Whenever possible, delete temporary files, shift back incomplete database transaction records, and close network connections to maintain a stable testing environment. Many organizations are switching to automate the management of all settings through the container, deployment, and artifact management technologies because the shared tenancy of a test environment can also result in unanticipated issues in test cycles. Changes to network configuration and domain management, on the other hand, can have deleterious consequences for test execution, so it is absolutely essential to actively manage and buffer these modifications from your development cycle until they can be fully addressed.
Consider testing to be a component of development
To continue improving test flakiness, coding, and testing operations must be properly synchronized using specific practices. The smaller the gap between coding and testing activities, the more ownership over quality improvements will be visible in the work performed.

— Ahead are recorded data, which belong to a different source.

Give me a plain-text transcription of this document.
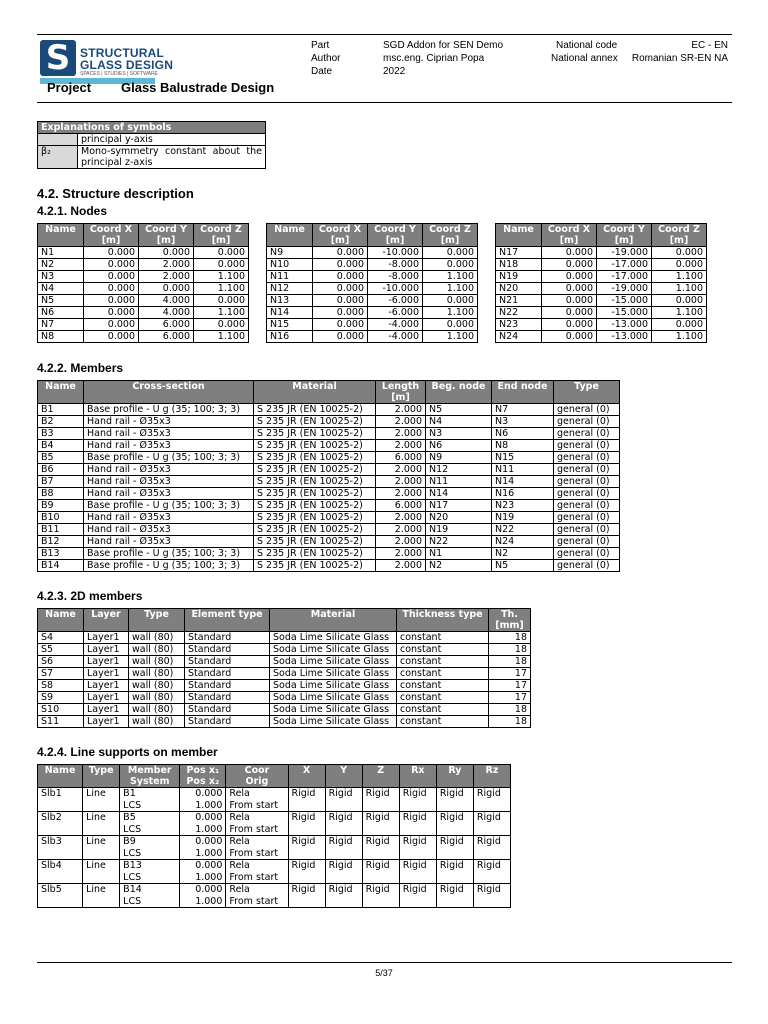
S STRUCTURAL
GLASS DESIGN
SPACES | STUDIES | SOFTWARE
Project Glass Balustrade Design
Part	SGD Addon for SEN Demo
Author	msc.eng. Ciprian Popa
Date	2022
National code	EC - EN
National annex Romanian SR-EN NA
Explanations of symbols	
	principal y-axis
β₂	Mono-symmetry constant about the principal z-axis
4.2. Structure description
4.2.1. Nodes
Name	Coord X [m]	Coord Y [m]	Coord Z [m]
N1	0.000	0.000	0.000
N2	0.000	2.000	0.000
N3	0.000	2.000	1.100
N4	0.000	0.000	1.100
N5	0.000	4.000	0.000
N6	0.000	4.000	1.100
N7	0.000	6.000	0.000
N8	0.000	6.000	1.100
Name	Coord X [m]	Coord Y [m]	Coord Z [m]
N9	0.000	-10.000	0.000
N10	0.000	-8.000	0.000
N11	0.000	-8.000	1.100
N12	0.000	-10.000	1.100
N13	0.000	-6.000	0.000
N14	0.000	-6.000	1.100
N15	0.000	-4.000	0.000
N16	0.000	-4.000	1.100
Name	Coord X [m]	Coord Y [m]	Coord Z [m]
N17	0.000	-19.000	0.000
N18	0.000	-17.000	0.000
N19	0.000	-17.000	1.100
N20	0.000	-19.000	1.100
N21	0.000	-15.000	0.000
N22	0.000	-15.000	1.100
N23	0.000	-13.000	0.000
N24	0.000	-13.000	1.100
4.2.2. Members
Name	Cross-section	Material	Length [m]	Beg. node	End node	Type
B1	Base profile - U g (35; 100; 3; 3)	S 235 JR (EN 10025-2)	2.000	N5	N7	general (0)
B2	Hand rail - Ø35x3	S 235 JR (EN 10025-2)	2.000	N4	N3	general (0)
B3	Hand rail - Ø35x3	S 235 JR (EN 10025-2)	2.000	N3	N6	general (0)
B4	Hand rail - Ø35x3	S 235 JR (EN 10025-2)	2.000	N6	N8	general (0)
B5	Base profile - U g (35; 100; 3; 3)	S 235 JR (EN 10025-2)	6.000	N9	N15	general (0)
B6	Hand rail - Ø35x3	S 235 JR (EN 10025-2)	2.000	N12	N11	general (0)
B7	Hand rail - Ø35x3	S 235 JR (EN 10025-2)	2.000	N11	N14	general (0)
B8	Hand rail - Ø35x3	S 235 JR (EN 10025-2)	2.000	N14	N16	general (0)
B9	Base profile - U g (35; 100; 3; 3)	S 235 JR (EN 10025-2)	6.000	N17	N23	general (0)
B10	Hand rail - Ø35x3	S 235 JR (EN 10025-2)	2.000	N20	N19	general (0)
B11	Hand rail - Ø35x3	S 235 JR (EN 10025-2)	2.000	N19	N22	general (0)
B12	Hand rail - Ø35x3	S 235 JR (EN 10025-2)	2.000	N22	N24	general (0)
B13	Base profile - U g (35; 100; 3; 3)	S 235 JR (EN 10025-2)	2.000	N1	N2	general (0)
B14	Base profile - U g (35; 100; 3; 3)	S 235 JR (EN 10025-2)	2.000	N2	N5	general (0)
4.2.3. 2D members
Name	Layer	Type	Element type	Material	Thickness type	Th. [mm]
S4	Layer1	wall (80)	Standard	Soda Lime Silicate Glass	constant	18
S5	Layer1	wall (80)	Standard	Soda Lime Silicate Glass	constant	18
S6	Layer1	wall (80)	Standard	Soda Lime Silicate Glass	constant	18
S7	Layer1	wall (80)	Standard	Soda Lime Silicate Glass	constant	17
S8	Layer1	wall (80)	Standard	Soda Lime Silicate Glass	constant	17
S9	Layer1	wall (80)	Standard	Soda Lime Silicate Glass	constant	17
S10	Layer1	wall (80)	Standard	Soda Lime Silicate Glass	constant	18
S11	Layer1	wall (80)	Standard	Soda Lime Silicate Glass	constant	18
4.2.4. Line supports on member
Name	Type	Member	Pos x₁	Coor	X	Y	Z	Rx	Ry	Rz
		System	Pos x₂	Orig						
Slb1	Line	B1	0.000	Rela	Rigid	Rigid	Rigid	Rigid	Rigid	Rigid
		LCS	1.000	From start						
Slb2	Line	B5	0.000	Rela	Rigid	Rigid	Rigid	Rigid	Rigid	Rigid
		LCS	1.000	From start						
Slb3	Line	B9	0.000	Rela	Rigid	Rigid	Rigid	Rigid	Rigid	Rigid
		LCS	1.000	From start						
Slb4	Line	B13	0.000	Rela	Rigid	Rigid	Rigid	Rigid	Rigid	Rigid
		LCS	1.000	From start						
Slb5	Line	B14	0.000	Rela	Rigid	Rigid	Rigid	Rigid	Rigid	Rigid
		LCS	1.000	From start						
5/37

The symbiosis between testing and coding
To meet the complexity and speed requirements of application development, automation has driven testing to become code oriented. Thank heavens, you can enhance the reliability of your tests by employing a handful of well-known coding practices. Treat your tests as if they were code permanent residents. This means allowing your testing strategy to inherit the benefits of primary project assets like versioning, traceability, and ease of delivery. Using a system like Git to manage your test scripts puts them on the same level as the rest of the app. Just by making code and testing fellow citizens, this is a meaningful step toward including quality in development.
Close technical gaps between the source code for the app and the test code. Writing tests using the same language as the app and including app resource dictionaries in your test scripts promotes a healthy symbiosis between these assets. Failures during compile time are much easier to understand than failures during code check-in or later-stage regression cycles.